NREL / ESIFHPC3

The authoritative collection of benchmarks for NREL's ESIF-HPC-3 system procurement are available here.
3 stars 3 forks source link

[NALU] mesh 256 wl fails on 6144 MPI ranks #6

Open teabagk7 opened 3 years ago

teabagk7 commented 3 years ago

what(): 107: <....>/Trilinos_2/packages/zoltan2/core/src/problems/Zoltan2_PartitioningSolution.hpp,1572 107: error: Value for num_global_parts is different on different processes

192, 384,768, 1536, 3072 - works fine, no such error.

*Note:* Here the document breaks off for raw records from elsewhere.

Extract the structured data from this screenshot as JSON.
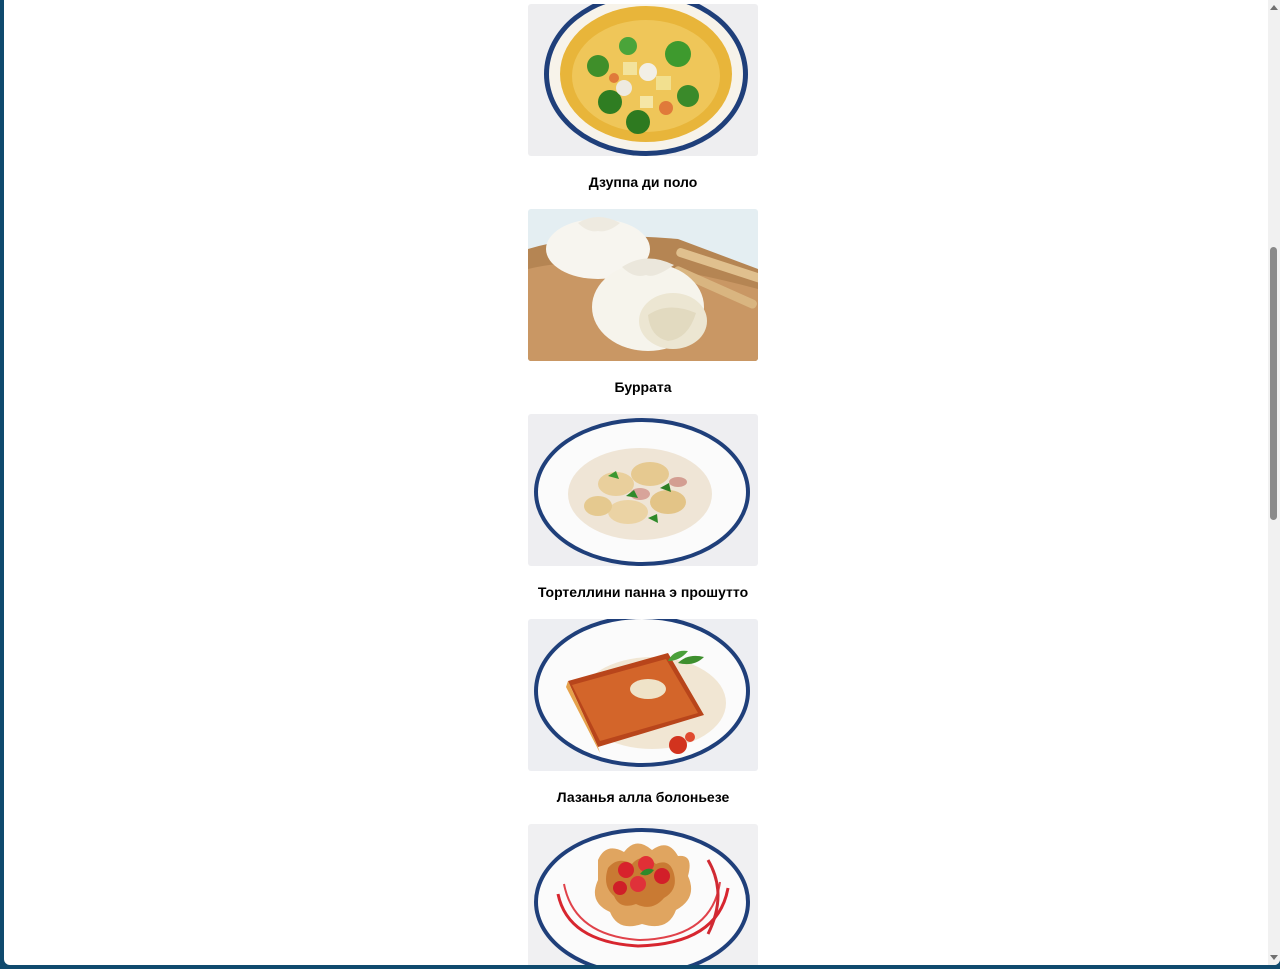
{
  "menu": {
    "dishes": [
      {
        "name": "",
        "image": "chicken-vegetable-soup-photo"
      },
      {
        "name": "Дзуппа ди поло",
        "image": "burrata-cheese-photo"
      },
      {
        "name": "Буррата",
        "image": "tortellini-plate-photo"
      },
      {
        "name": "Тортеллини панна э прошутто",
        "image": "lasagna-plate-photo"
      },
      {
        "name": "Лазанья алла болоньезе",
        "image": "strawberry-dessert-photo"
      }
    ]
  },
  "colors": {
    "desktop_background": "#0f4a6e",
    "page_background": "#ffffff",
    "plate_rim": "#1f3f7a"
  },
  "scrollbar": {
    "up_icon": "scroll-up-arrow-icon",
    "down_icon": "scroll-down-arrow-icon"
  }
}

mesh 512 works on 768, 1536, 3072 and 6144!

chchang6 commented 3 years ago

@teabagk7 Thanks for reporting this, I've forwarded to the developer and will update ASAP.

chchang6 commented 3 years ago

@teabagk7 The 256 mesh, 6144-rank run tests out on our system with the reference commit (see the Nalu README for hashes). We will accept results from different commits, since we recognize how much work is required to generate the results you already have. We suggest building the older version of the code to generate the 256 mesh 6144-rank results.

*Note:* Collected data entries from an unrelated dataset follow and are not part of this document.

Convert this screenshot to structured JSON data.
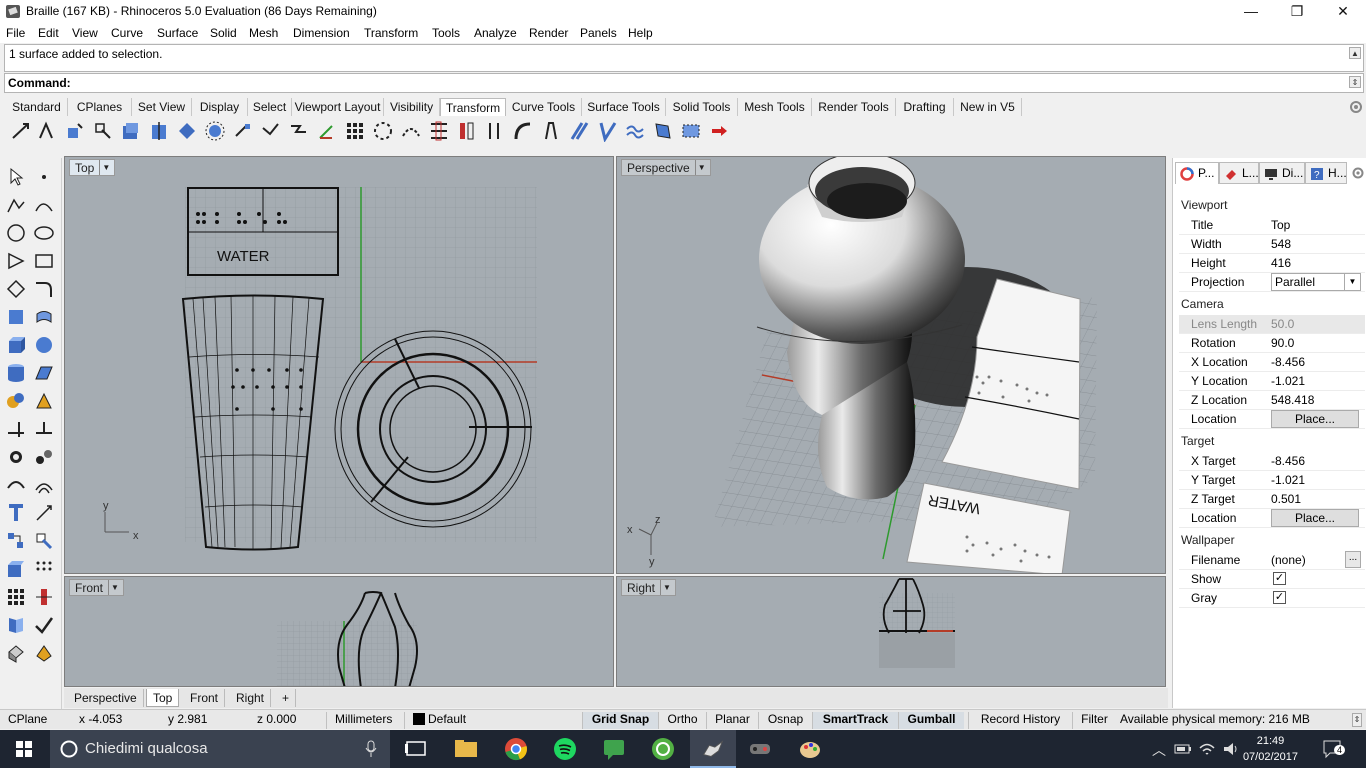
{
  "window": {
    "title": "Braille (167 KB) - Rhinoceros 5.0 Evaluation (86 Days Remaining)",
    "minimize": "—",
    "restore": "❐",
    "close": "✕"
  },
  "menu": [
    "File",
    "Edit",
    "View",
    "Curve",
    "Surface",
    "Solid",
    "Mesh",
    "Dimension",
    "Transform",
    "Tools",
    "Analyze",
    "Render",
    "Panels",
    "Help"
  ],
  "command": {
    "history": "1 surface added to selection.",
    "prompt": "Command:"
  },
  "toolbar_tabs": [
    "Standard",
    "CPlanes",
    "Set View",
    "Display",
    "Select",
    "Viewport Layout",
    "Visibility",
    "Transform",
    "Curve Tools",
    "Surface Tools",
    "Solid Tools",
    "Mesh Tools",
    "Render Tools",
    "Drafting",
    "New in V5"
  ],
  "active_tab": "Transform",
  "viewports": {
    "top": "Top",
    "perspective": "Perspective",
    "front": "Front",
    "right": "Right",
    "water_label": "WATER",
    "axis_x": "x",
    "axis_y": "y",
    "axis_z": "z"
  },
  "viewport_tabs": [
    "Perspective",
    "Top",
    "Front",
    "Right"
  ],
  "viewport_tabs_add": "+",
  "status": {
    "cplane": "CPlane",
    "x": "x -4.053",
    "y": "y 2.981",
    "z": "z 0.000",
    "units": "Millimeters",
    "layer": "Default",
    "grid_snap": "Grid Snap",
    "ortho": "Ortho",
    "planar": "Planar",
    "osnap": "Osnap",
    "smarttrack": "SmartTrack",
    "gumball": "Gumball",
    "record_history": "Record History",
    "filter": "Filter",
    "memory": "Available physical memory: 216 MB"
  },
  "panel": {
    "tabs": [
      "P...",
      "L...",
      "Di...",
      "H..."
    ],
    "sections": {
      "viewport": "Viewport",
      "camera": "Camera",
      "target": "Target",
      "wallpaper": "Wallpaper"
    },
    "viewport_rows": [
      {
        "k": "Title",
        "v": "Top"
      },
      {
        "k": "Width",
        "v": "548"
      },
      {
        "k": "Height",
        "v": "416"
      }
    ],
    "projection": {
      "k": "Projection",
      "v": "Parallel"
    },
    "camera_rows": [
      {
        "k": "Lens Length",
        "v": "50.0"
      },
      {
        "k": "Rotation",
        "v": "90.0"
      },
      {
        "k": "X Location",
        "v": "-8.456"
      },
      {
        "k": "Y Location",
        "v": "-1.021"
      },
      {
        "k": "Z Location",
        "v": "548.418"
      }
    ],
    "camera_location": {
      "k": "Location",
      "btn": "Place..."
    },
    "target_rows": [
      {
        "k": "X Target",
        "v": "-8.456"
      },
      {
        "k": "Y Target",
        "v": "-1.021"
      },
      {
        "k": "Z Target",
        "v": "0.501"
      }
    ],
    "target_location": {
      "k": "Location",
      "btn": "Place..."
    },
    "filename": {
      "k": "Filename",
      "v": "(none)",
      "btn": "..."
    },
    "show": {
      "k": "Show",
      "checked": true
    },
    "gray": {
      "k": "Gray",
      "checked": true
    }
  },
  "taskbar": {
    "search": "Chiedimi qualcosa",
    "time": "21:49",
    "date": "07/02/2017",
    "notifications": "4"
  },
  "colors": {
    "viewport_bg": "#a5acb2",
    "grid_line": "#8e959b",
    "x_axis": "#b43c28",
    "y_axis": "#2e9a2e",
    "taskbar": "#1e2531"
  }
}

teabagk7 commented 3 years ago

I've built exact the same hashes of Trilinos and Nalu. This problem appears only on mesh 256 test with 96 nodes.

chchang6 commented 3 years ago

I didn't mention a Trilinos hash. The two hashes we mention in the README are of Nalu code. Runs at 6144 ranks and the 256 mesh run to completion on our reference hardware.

What Nalu hash are you working with?

teabagk7 commented 3 years ago

Nalu-Wind Version: v1.2.0 Nalu-Wind GIT Commit SHA: c7c3723261cf1eebe73ef969396d08d342a01644-DIRTY Trilinos Version: 13.1-g53550bee94b TPLs: Boost, HDF5, netCDF, STK, Trilinos, yaml-cpp and zlib

chchang6 commented 3 years ago

Try Nalu-Wind commit 1d3ee2e62ecdd4745d0339a5bf9c5194a07bc93a for the 256 mesh, 6144-rank test.

gcstoianowski commented 3 years ago

Try Nalu-Wind commit 1d3ee2e62ecdd4745d0339a5bf9c5194a07bc93a [...]

[gerardo@login01 build-test]$ git checkout 1d3ee2e62ecdd4745d0339a5bf9c5194a07bc93a fatal: reference is not a tree: 1d3ee2e62ecdd4745d0339a5bf9c5194a07bc93a

chchang6 commented 3 years ago

[cchang@el1 cchang]$ git clone https://github.com/Exawind/nalu-wind.git Cloning into 'nalu-wind'... remote: Enumerating objects: 69, done. remote: Counting objects: 100% (69/69), done. remote: Compressing objects: 100% (56/56), done. remote: Total 25671 (delta 22), reused 36 (delta 13), pack-reused 25602 Receiving objects: 100% (25671/25671), 17.46 MiB | 14.71 MiB/s, done. Resolving deltas: 100% (20518/20518), done. [cchang@el1 cchang]$ cd nalu-wind/ [cchang@el1 nalu-wind]$ git checkout 1d3ee2 Note: checking out '1d3ee2'.

You are in 'detached HEAD' state. You can look around, make experimental changes and commit them, and you can discard any commits you make in this state without impacting any branches by performing another checkout.

If you want to create a new branch to retain commits you create, you may do so (now or later) by using -b with the checkout command again. Example:

git checkout -b new_branch_name

HEAD is now at 1d3ee2e... Updating golds in response to #692.

gcstoianowski commented 3 years ago

Thank you. I was using 'git clone https://github.com/exawind/build-test.git', which I got from Step 4 of https://nalu-wind.readthedocs.io/en/latest/source/user/build_spack.html

chchang6 commented 3 years ago

OK, thanks @gcstoianowski . I'll forward to the benchmark steward to see if we can't clarify the instructions on our end a bit.